On Saturday evening I drove south to Great Barrington, to hear Dr. Marc Zvi Brettler and Dr. Amy Jill Levine speak about the Jewish Annotated New Testament at Hevreh of Southern Berkshire. (For background, here's the article I just wrote for the Berkshire Eagle: Jewish scholars give perspective on the New Testament.)
When I arrived, shortly before six, the parking lot was full; I had to drive further down to the overflow parking lot! The place was totally packed -- hundreds of people were present. (Midway through the event, someone asked any Christians present to raise their hands -- I'm guessing about a quarter of the room was Christian.)
Our speakers were introduced by Rabba Kaya Stern-Kaufman, a member of Hevreh and also a member of the Berkshire Minyan which meets at Hevreh. The evening was co-sponsored by Christ Church Lutheran, St James Episcopal, Congregation Beth Israel, Jewish Federation of the Berkshires, and the South Berkshire Friends Meeting.
"On this Saturday night I am struck by the fact that we are sitting together on a kind of bridge in sacred time. Saturday night marks the end of the Jewish Shabbat and precedes the Christian Sabbath. Resting on this bridge together, we are graced with a unique opportunity," said Rabba Stern-Kaufman. The Jewish Annotated New Testament, R' Stern-Kaufman said, "deepens the possibility of understanding and healing" between Judaism and Christianity.
Marc Zvi Brettler
When many people see the title of the book they think that this is a controversial book, noted Marc Brettler. The first blog entry he saw about the book began thus, "Without having read it, and I can guarantee you I never will, I can guess it's a new bold attempt by the rabbinic Talmudists to undermine the faith." (Looks to me like this is actually a comment on someone else's post.) Meanwhile, the first review on Amazon read, "It is evil for Christians to try to convert Jews...why don't you people leave us in peace?" You just can't win, he joked. But more seriously -- "we just could not find a better title for the book!"
Oxford University Press discovered long ago, he explained, that Bibles sell well. Fifteen years ago OUP was revising its standard college and church Bible, the New Oxford Annotated Bible, and the main editor contacted Brettler, saying that he wanted someone to be involved who was not Christian, in order to ensure that the newer editions would not draw the spurious distinction between the Old Testament God of law and war and the New Testament God of grace. A few years later came the Jewish Study Bible, in which the Hebrew Bible was commented-on by Jewish scholars -- it was remarkable, Brettler noted, that there were finally enough Jewish scholars for that volume to happen!
After he finished co-editing that, he said to his editor, partially in jest, "what would you think about a bunch of Jews getting together to do the New Testament the way we just did the Hebrew Bible?" It took his editor a few years to talk the rest of OUP into it, but here we are.

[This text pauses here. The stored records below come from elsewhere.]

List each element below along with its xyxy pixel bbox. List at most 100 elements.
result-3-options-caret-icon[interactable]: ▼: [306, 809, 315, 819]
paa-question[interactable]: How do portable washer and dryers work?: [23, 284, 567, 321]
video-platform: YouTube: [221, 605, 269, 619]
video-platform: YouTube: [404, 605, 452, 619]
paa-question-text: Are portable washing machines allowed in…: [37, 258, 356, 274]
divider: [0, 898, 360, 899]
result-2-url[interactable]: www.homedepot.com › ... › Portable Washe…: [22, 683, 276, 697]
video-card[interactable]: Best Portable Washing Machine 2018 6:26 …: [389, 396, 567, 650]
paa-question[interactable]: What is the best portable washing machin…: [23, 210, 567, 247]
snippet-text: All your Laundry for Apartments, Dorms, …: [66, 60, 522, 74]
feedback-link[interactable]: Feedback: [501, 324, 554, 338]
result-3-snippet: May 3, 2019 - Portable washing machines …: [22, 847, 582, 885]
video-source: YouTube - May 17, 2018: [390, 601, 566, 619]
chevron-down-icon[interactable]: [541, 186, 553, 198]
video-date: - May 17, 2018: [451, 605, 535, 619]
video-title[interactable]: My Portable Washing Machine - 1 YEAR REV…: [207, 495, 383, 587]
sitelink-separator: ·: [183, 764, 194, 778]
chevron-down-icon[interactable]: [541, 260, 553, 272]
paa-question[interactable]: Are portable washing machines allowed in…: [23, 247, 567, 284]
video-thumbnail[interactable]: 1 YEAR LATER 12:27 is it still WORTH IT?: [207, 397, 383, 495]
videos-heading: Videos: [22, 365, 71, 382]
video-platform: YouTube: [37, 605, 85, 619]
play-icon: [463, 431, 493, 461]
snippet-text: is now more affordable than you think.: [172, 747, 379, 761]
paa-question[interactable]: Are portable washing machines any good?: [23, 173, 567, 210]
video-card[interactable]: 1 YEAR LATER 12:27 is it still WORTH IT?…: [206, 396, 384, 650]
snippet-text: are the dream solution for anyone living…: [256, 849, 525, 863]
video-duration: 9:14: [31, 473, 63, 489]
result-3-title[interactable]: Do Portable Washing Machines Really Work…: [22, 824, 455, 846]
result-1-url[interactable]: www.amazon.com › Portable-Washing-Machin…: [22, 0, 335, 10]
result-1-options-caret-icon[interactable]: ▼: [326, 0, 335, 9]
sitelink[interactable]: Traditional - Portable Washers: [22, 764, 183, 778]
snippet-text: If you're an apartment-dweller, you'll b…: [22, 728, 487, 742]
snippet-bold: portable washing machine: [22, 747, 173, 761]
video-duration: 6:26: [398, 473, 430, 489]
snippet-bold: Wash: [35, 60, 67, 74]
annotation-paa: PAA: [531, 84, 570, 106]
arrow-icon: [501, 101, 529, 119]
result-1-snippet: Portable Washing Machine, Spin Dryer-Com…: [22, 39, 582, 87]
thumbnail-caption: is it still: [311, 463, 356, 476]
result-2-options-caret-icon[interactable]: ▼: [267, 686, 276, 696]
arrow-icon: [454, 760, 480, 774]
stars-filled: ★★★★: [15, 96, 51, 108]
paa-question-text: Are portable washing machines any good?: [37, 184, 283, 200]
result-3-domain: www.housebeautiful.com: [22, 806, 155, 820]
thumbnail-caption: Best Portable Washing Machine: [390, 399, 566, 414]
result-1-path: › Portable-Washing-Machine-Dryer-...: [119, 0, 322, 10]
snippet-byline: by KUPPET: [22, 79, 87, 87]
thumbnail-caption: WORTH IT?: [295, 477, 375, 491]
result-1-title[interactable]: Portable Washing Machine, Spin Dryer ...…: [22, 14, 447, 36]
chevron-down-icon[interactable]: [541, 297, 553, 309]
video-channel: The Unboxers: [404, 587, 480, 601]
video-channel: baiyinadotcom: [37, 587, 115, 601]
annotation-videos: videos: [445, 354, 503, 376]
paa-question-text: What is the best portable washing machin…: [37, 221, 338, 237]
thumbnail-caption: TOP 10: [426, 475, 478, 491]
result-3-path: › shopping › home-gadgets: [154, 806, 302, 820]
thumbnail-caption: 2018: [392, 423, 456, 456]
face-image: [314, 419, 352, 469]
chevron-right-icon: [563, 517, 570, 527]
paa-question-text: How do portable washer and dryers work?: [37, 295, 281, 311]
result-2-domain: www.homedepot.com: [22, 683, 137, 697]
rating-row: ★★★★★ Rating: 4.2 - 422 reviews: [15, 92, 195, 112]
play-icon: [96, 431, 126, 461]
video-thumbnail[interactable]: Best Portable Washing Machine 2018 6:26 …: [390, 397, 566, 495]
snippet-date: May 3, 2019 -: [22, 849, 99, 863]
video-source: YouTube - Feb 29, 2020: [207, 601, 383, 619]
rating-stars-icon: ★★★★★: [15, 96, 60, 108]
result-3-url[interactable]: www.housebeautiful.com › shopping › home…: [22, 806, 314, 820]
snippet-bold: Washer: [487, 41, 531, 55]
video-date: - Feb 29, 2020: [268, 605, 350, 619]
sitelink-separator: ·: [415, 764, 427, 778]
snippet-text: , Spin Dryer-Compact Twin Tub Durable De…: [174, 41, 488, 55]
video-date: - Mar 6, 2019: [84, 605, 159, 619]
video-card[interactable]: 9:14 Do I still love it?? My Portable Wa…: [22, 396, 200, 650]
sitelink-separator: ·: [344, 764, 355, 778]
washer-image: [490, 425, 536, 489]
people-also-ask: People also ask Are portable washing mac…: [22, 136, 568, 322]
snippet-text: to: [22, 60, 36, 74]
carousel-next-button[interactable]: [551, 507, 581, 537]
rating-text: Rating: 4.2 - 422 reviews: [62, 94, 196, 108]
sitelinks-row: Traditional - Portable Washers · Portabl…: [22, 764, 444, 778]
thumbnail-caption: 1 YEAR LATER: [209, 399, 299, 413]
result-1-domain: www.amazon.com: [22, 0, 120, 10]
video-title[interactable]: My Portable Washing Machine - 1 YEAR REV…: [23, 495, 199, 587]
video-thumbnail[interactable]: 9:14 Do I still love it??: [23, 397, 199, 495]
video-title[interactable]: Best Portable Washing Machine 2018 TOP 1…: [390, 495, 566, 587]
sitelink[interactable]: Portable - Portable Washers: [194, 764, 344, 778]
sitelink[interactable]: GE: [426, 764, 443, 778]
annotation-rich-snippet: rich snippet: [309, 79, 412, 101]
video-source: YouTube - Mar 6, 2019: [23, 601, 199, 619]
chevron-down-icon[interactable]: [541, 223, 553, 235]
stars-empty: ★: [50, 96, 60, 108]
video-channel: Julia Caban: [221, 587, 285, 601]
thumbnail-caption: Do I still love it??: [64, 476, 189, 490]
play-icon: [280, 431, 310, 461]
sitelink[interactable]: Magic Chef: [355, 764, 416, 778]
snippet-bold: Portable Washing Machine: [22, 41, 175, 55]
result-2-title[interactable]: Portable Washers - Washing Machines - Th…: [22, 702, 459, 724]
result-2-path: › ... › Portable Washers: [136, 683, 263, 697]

Edited to add: I've just had a lovely email exchange with an editor at OUP, who offered a gentle correction to the previous sentence of this post. He writes: "When I proposed the Jewish Annotated New Testament, the issue among my colleagues was not whether to commission and publish it – everyone agreed on that, once they saw the positive academic reviews – but rather whether it was a book for general readers or only for academics. Most of the people I worked with thought it would be a library and professional book, not one intended for non-experts." Many thanks to Don Kraus for the clarification!
"I think this book is important to different people for various different reasons," Brettler noted. "I am tired of hearing people talking about the Judeo-Christian heritage of America, implying that Judaism and Christianity are more or less the same thing!" He cited the book The Myth of Judeo-Christian Tradition and said he wished it were more widely-read. "Part of what worries me about this term, Judeo-Christian, is that it is often used in a pernicious sense, to exclude Muslims in various ways," he noted. And then, for a laugh, he held up the bumper sticker someone had sent him -- the fish with feet (Darwin-fish style) which reads "Gefilte."
Brettler continued:
I hope that we are able to respect each others' scriptures, which are different in a variety of ways, and that we can come to understand each others' scriptures... and get a sense for what the commonalities, as well as the differences, are.